In his emotional plea, he called on musicians to fill the silence caused by Russian bombs, with music and implored viewers to support via their social networks. He said:
“Support us in any way you can. Any. But not silence”
Zelensky, who has been outspoken in gathering international support for his country since it was invaded by Russia in February said:
“Our musicians wear body armour instead of tuxedos…they sing to the wounded. In hospitals….the music will break through anyway”
His speech was followed by a moving performance of ‘Free’ by singer John Legend, who as joined by Ukrainian artists Mika Newton, Lyuba Yakimchuk and Siuzanna Igidan.

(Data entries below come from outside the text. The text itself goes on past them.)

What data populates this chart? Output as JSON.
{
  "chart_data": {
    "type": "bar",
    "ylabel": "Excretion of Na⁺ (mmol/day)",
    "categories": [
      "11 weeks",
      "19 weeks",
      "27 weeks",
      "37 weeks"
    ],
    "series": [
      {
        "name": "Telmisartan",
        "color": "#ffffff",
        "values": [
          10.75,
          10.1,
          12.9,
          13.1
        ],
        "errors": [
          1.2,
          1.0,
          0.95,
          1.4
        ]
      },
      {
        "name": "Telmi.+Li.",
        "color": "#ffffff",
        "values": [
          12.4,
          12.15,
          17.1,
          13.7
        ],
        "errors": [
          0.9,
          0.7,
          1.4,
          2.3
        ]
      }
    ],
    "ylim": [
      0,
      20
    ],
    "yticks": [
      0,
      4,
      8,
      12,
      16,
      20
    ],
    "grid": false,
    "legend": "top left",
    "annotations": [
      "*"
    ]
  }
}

Here is Zelensky’s full speech:
The war. What is more opposite to music? The silence of ruined cities and killed people. Our children draw swooping rockets, not shooting stars. Over 400 children have been injured and 153 children died. And we’ll never see them drawing. Our parents are happy to wake up in the morning in bomb shelters. But alive. Our loved ones don’t know if we will be together again. The war doesn’t let us choose who survives and who stays in eternal silence. Our musicians wear body armor instead of tuxedos. They sing to the wounded in hospitals, even to those who can’t hear them. But the music will break through anyway. We defend our freedom to live, to love, to sound on our land. We are fighting Russia, which brings horrible silence with its bombs. The dead silence. Fill the silence with your music. Fill it today to tell our story. Tell the truth about the war on your social networks, on TV. Support us in any way you can. Any — but not silence. And then peace will come. To all our cities the war is destroying — Chernihiv, Kharkiv, Volnovakha, Mariupol and others — they are legends already. But I have a dream of them living and free. Free like you on the Grammy stage.